Однако Терри тут не понравилось: слишком шумно для него, поэтому через полчаса мы уехали. Таких эпизодов было немало. В конце концов я перестала беспокоиться. А люди перестали меня звать.
— Здравствуйте, милая, вы уже тут бывали? — спрашивает меня пожилая женщина.
— Нет. Вам нужно какое-нибудь удостоверение личности?
— Только ваше имя и адрес, — отвечает она, протягивая блокнот. — Чтобы мы могли отслеживать, кто здесь был.
Я киваю и записываю свои данные на листке бумаги, а сама так и слышу, как Терри твердит не сообщать им наш адрес, потому что они передадут его в МИ5.
— Хорошо, пройдите туда и увидите Ширли, она в синих брюках и разберется с вами.
Делаю, как велено.
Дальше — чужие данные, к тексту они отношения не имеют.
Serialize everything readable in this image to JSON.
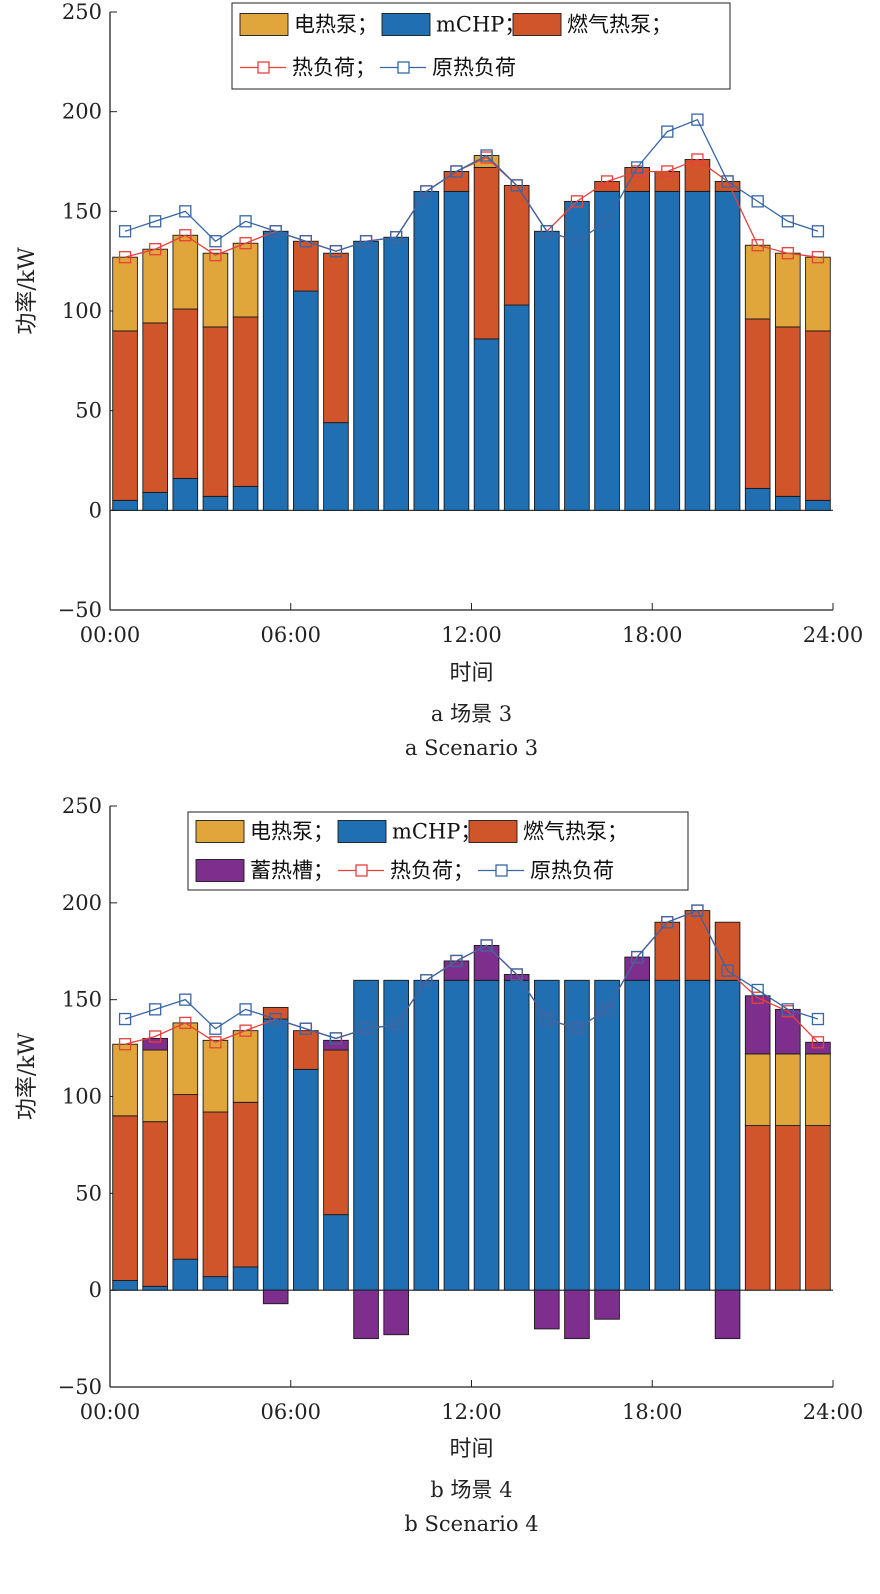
{
  "colors": {
    "electric_hp": "#E0A63C",
    "mchp": "#1F6FB2",
    "gas_hp": "#D1552A",
    "storage": "#7E2F8E",
    "heat_load_line": "#E8403A",
    "orig_load_line": "#3766A8"
  },
  "chart_data": [
    {
      "type": "bar",
      "stacked": true,
      "x_unit": "time of day",
      "xlabel": "时间",
      "ylabel": "功率/kW",
      "ylim": [
        -50,
        250
      ],
      "yticks": [
        "−50",
        "0",
        "50",
        "100",
        "150",
        "200",
        "250"
      ],
      "xticks": [
        "00:00",
        "06:00",
        "12:00",
        "18:00",
        "24:00"
      ],
      "caption_cn": "a  场景 3",
      "caption_en": "a  Scenario 3",
      "legend_position": "top-center",
      "legend_rows": [
        [
          {
            "key": "electric_hp",
            "label": "电热泵；",
            "kind": "bar"
          },
          {
            "key": "mchp",
            "label": "mCHP；",
            "kind": "bar"
          },
          {
            "key": "gas_hp",
            "label": "燃气热泵；",
            "kind": "bar"
          }
        ],
        [
          {
            "key": "heat_load",
            "label": "热负荷；",
            "kind": "line"
          },
          {
            "key": "orig_load",
            "label": "原热负荷",
            "kind": "line"
          }
        ]
      ],
      "hours": [
        0.5,
        1.5,
        2.5,
        3.5,
        4.5,
        5.5,
        6.5,
        7.5,
        8.5,
        9.5,
        10.5,
        11.5,
        12.5,
        13.5,
        14.5,
        15.5,
        16.5,
        17.5,
        18.5,
        19.5,
        20.5,
        21.5,
        22.5,
        23.5
      ],
      "series": [
        {
          "key": "mchp",
          "name": "mCHP",
          "values": [
            5,
            9,
            16,
            7,
            12,
            140,
            110,
            44,
            135,
            137,
            160,
            160,
            86,
            103,
            140,
            155,
            160,
            160,
            160,
            160,
            160,
            11,
            7,
            5
          ]
        },
        {
          "key": "gas_hp",
          "name": "燃气热泵",
          "values": [
            85,
            85,
            85,
            85,
            85,
            0,
            25,
            85,
            0,
            0,
            0,
            10,
            86,
            60,
            0,
            0,
            5,
            12,
            10,
            16,
            5,
            85,
            85,
            85
          ]
        },
        {
          "key": "electric_hp",
          "name": "电热泵",
          "values": [
            37,
            37,
            37,
            37,
            37,
            0,
            0,
            0,
            0,
            0,
            0,
            0,
            6,
            0,
            0,
            0,
            0,
            0,
            0,
            0,
            0,
            37,
            37,
            37
          ]
        },
        {
          "key": "storage",
          "name": "蓄热槽",
          "values": [
            0,
            0,
            0,
            0,
            0,
            0,
            0,
            0,
            0,
            0,
            0,
            0,
            0,
            0,
            0,
            0,
            0,
            0,
            0,
            0,
            0,
            0,
            0,
            0
          ]
        }
      ],
      "lines": [
        {
          "key": "heat_load",
          "name": "热负荷",
          "values": [
            127,
            131,
            138,
            128,
            134,
            140,
            135,
            130,
            135,
            137,
            160,
            170,
            177,
            163,
            140,
            155,
            165,
            170,
            170,
            176,
            165,
            133,
            129,
            127
          ]
        },
        {
          "key": "orig_load",
          "name": "原热负荷",
          "values": [
            140,
            145,
            150,
            135,
            145,
            140,
            135,
            130,
            135,
            137,
            160,
            170,
            178,
            163,
            140,
            135,
            145,
            172,
            190,
            196,
            165,
            155,
            145,
            140
          ]
        }
      ]
    },
    {
      "type": "bar",
      "stacked": true,
      "x_unit": "time of day",
      "xlabel": "时间",
      "ylabel": "功率/kW",
      "ylim": [
        -50,
        250
      ],
      "yticks": [
        "−50",
        "0",
        "50",
        "100",
        "150",
        "200",
        "250"
      ],
      "xticks": [
        "00:00",
        "06:00",
        "12:00",
        "18:00",
        "24:00"
      ],
      "caption_cn": "b  场景 4",
      "caption_en": "b  Scenario 4",
      "legend_position": "top-center",
      "legend_rows": [
        [
          {
            "key": "electric_hp",
            "label": "电热泵；",
            "kind": "bar"
          },
          {
            "key": "mchp",
            "label": "mCHP；",
            "kind": "bar"
          },
          {
            "key": "gas_hp",
            "label": "燃气热泵；",
            "kind": "bar"
          }
        ],
        [
          {
            "key": "storage",
            "label": "蓄热槽；",
            "kind": "bar"
          },
          {
            "key": "heat_load",
            "label": "热负荷；",
            "kind": "line"
          },
          {
            "key": "orig_load",
            "label": "原热负荷",
            "kind": "line"
          }
        ]
      ],
      "hours": [
        0.5,
        1.5,
        2.5,
        3.5,
        4.5,
        5.5,
        6.5,
        7.5,
        8.5,
        9.5,
        10.5,
        11.5,
        12.5,
        13.5,
        14.5,
        15.5,
        16.5,
        17.5,
        18.5,
        19.5,
        20.5,
        21.5,
        22.5,
        23.5
      ],
      "series": [
        {
          "key": "mchp",
          "name": "mCHP",
          "values": [
            5,
            2,
            16,
            7,
            12,
            140,
            114,
            39,
            160,
            160,
            160,
            160,
            160,
            160,
            160,
            160,
            160,
            160,
            160,
            160,
            160,
            0,
            0,
            0
          ]
        },
        {
          "key": "gas_hp",
          "name": "燃气热泵",
          "values": [
            85,
            85,
            85,
            85,
            85,
            6,
            20,
            85,
            0,
            0,
            0,
            0,
            0,
            0,
            0,
            0,
            0,
            0,
            30,
            36,
            30,
            85,
            85,
            85
          ]
        },
        {
          "key": "electric_hp",
          "name": "电热泵",
          "values": [
            37,
            37,
            37,
            37,
            37,
            0,
            0,
            0,
            0,
            0,
            0,
            0,
            0,
            0,
            0,
            0,
            0,
            0,
            0,
            0,
            0,
            37,
            37,
            37
          ]
        },
        {
          "key": "storage",
          "name": "蓄热槽",
          "values": [
            0,
            6,
            0,
            0,
            0,
            -7,
            0,
            5,
            -25,
            -23,
            0,
            10,
            18,
            3,
            -20,
            -25,
            -15,
            12,
            0,
            0,
            -25,
            30,
            23,
            6
          ]
        }
      ],
      "lines": [
        {
          "key": "heat_load",
          "name": "热负荷",
          "values": [
            127,
            131,
            138,
            128,
            134,
            140,
            135,
            130,
            135,
            137,
            160,
            170,
            178,
            163,
            140,
            135,
            145,
            172,
            190,
            196,
            165,
            151,
            144,
            128
          ]
        },
        {
          "key": "orig_load",
          "name": "原热负荷",
          "values": [
            140,
            145,
            150,
            135,
            145,
            140,
            135,
            130,
            135,
            137,
            160,
            170,
            178,
            163,
            140,
            135,
            145,
            172,
            190,
            196,
            165,
            155,
            145,
            140
          ]
        }
      ]
    }
  ]
}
Подозреваю, что Ширли ходит в церковь; она излучает уверенность и очевидное желание помочь вкупе с легким запахом старых сборников гимнов.
— Здравствуйте, что мы можем предложить вам сегодня? — говорит она так, будто я в ресторан пришла.
— Гм, да самое основное, пожалуйста. Я не бывала тут раньше, поэтому не знаю, что есть.
— Тогда давайте начнем с завтрака, — предлагает она, доставая из коробки сумку-переноску супермаркета. — У нас есть кукурузные хлопья, хлопья «Витабикс» и каша.
«Витабикс» еще и в биоразлагаемой упаковке; словно те, кто его пожертвовал, думали, что на меньшее мы не согласны. Да я бы сейчас чертову собачью еду проглотила, только поставь ее передо мной.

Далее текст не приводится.